Joe Kaeser, Siemens CEO
Siemens Chief Executive Joe Kaeser speaks during a news conference in Berlin, on May 7, 2014. Kaeser met President Donald Trump and senior administration officials at the World Economic Forum in Davos, Switzerland, and sought support for reconstruction projects in Iraq and Syria. Reuters/Thomas Peter

In the wake of the American shale gas boom and the resulting cheaper power, U.S. manufacturers have been moving their work back home from overseas, and now foreign manufacturers, especially from Europe, are moving their facilities to the U.S.

While prices in the U.S. power market have fallen due to cheap natural gas, prices in Europe’s power market are much higher, lifted by subsidies for renewable wind and solar power projects. European utilities have been decommissioning thousands of gigawatts from turbines in an effort to minimize losses.

One of the latest examples of a European company moving its manufacturing to the U.S. is Germany’s Siemens AG (FRA:SIE), which supplies equipment to companies that extract and ship natural gas, converts the fuel into power, and uses electricity on a large scale for manufacturing.

"Even though we have already missed a few opportunities, especially in unconventional oil-and-gas exploration, we still have excellent market-entry opportunities, especially in North America," Siemens CEO Joe Kaeser said at a news conference on Wednesday.

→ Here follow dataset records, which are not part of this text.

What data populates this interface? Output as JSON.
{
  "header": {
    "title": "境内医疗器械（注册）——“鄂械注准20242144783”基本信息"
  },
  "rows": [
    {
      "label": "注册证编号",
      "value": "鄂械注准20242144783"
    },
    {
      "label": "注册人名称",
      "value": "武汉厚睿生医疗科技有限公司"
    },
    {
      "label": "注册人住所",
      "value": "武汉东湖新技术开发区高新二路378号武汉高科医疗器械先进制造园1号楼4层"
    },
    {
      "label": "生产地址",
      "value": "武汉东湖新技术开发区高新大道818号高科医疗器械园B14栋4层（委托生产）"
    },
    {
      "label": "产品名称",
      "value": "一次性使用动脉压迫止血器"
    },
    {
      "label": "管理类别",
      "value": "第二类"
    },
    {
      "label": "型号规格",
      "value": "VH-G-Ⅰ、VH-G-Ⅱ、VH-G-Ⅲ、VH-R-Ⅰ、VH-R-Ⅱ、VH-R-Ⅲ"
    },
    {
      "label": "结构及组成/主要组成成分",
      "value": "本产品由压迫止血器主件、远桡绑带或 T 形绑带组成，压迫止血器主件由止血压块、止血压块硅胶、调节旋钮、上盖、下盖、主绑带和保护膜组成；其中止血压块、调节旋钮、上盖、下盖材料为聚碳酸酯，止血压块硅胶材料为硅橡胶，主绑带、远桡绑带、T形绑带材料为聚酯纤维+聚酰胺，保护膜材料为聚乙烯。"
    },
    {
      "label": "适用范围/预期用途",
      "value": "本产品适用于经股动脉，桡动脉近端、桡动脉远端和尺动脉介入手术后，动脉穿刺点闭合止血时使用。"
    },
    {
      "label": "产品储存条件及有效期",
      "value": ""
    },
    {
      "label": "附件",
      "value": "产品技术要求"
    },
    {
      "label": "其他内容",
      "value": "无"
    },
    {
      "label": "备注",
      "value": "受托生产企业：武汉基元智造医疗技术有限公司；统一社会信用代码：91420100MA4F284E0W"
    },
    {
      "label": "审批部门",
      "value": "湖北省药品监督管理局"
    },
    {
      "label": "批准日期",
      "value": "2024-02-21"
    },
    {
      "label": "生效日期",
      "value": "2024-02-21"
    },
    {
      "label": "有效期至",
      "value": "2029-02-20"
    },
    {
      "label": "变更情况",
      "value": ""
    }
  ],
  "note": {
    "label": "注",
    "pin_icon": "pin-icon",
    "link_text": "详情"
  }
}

On Tuesday, Kaeser named former Royal Dutch Shell PLC (LON:RDSB) strategy head and American Lisa Davis as the new chief of the power business for Siemens. She will work from the U.S, a first for Munich-based Siemens, the Wall Street Journal reported. Siemens competes with Conneticut-based General Electric Co. (NYSE: GE).

Germany’s BASF SE (ETR:BAS), the world’s largest chemical company, announced this month it was considering building a $1.4 billion plant in the U.S. to convert natural gas into propylene, used in many petrochemicals.

Austria-based steelmaker Voestalpine AG announced plans last year to invest more than $760 million in a Texas plant, motivated by inexpensive shale gas.

While a decade ago, American manufacturing jobs were flowing to China, this year, more than 50 percent of $1 billion-plus U.S. companies with operations in China are considering moving all or part of their production back home, according to Boston Consulting Group. For example, Wal-Mart Stores, Inc. (NYSE: WMT) plans to move about $50 billion in manufacturing to the U.S.

According to the National Association of Manufacturers, the exodus is due to high Chinese energy prices compared to America’s, escalating wages in China, lack of protection for intellectual property, air pollution and land prices.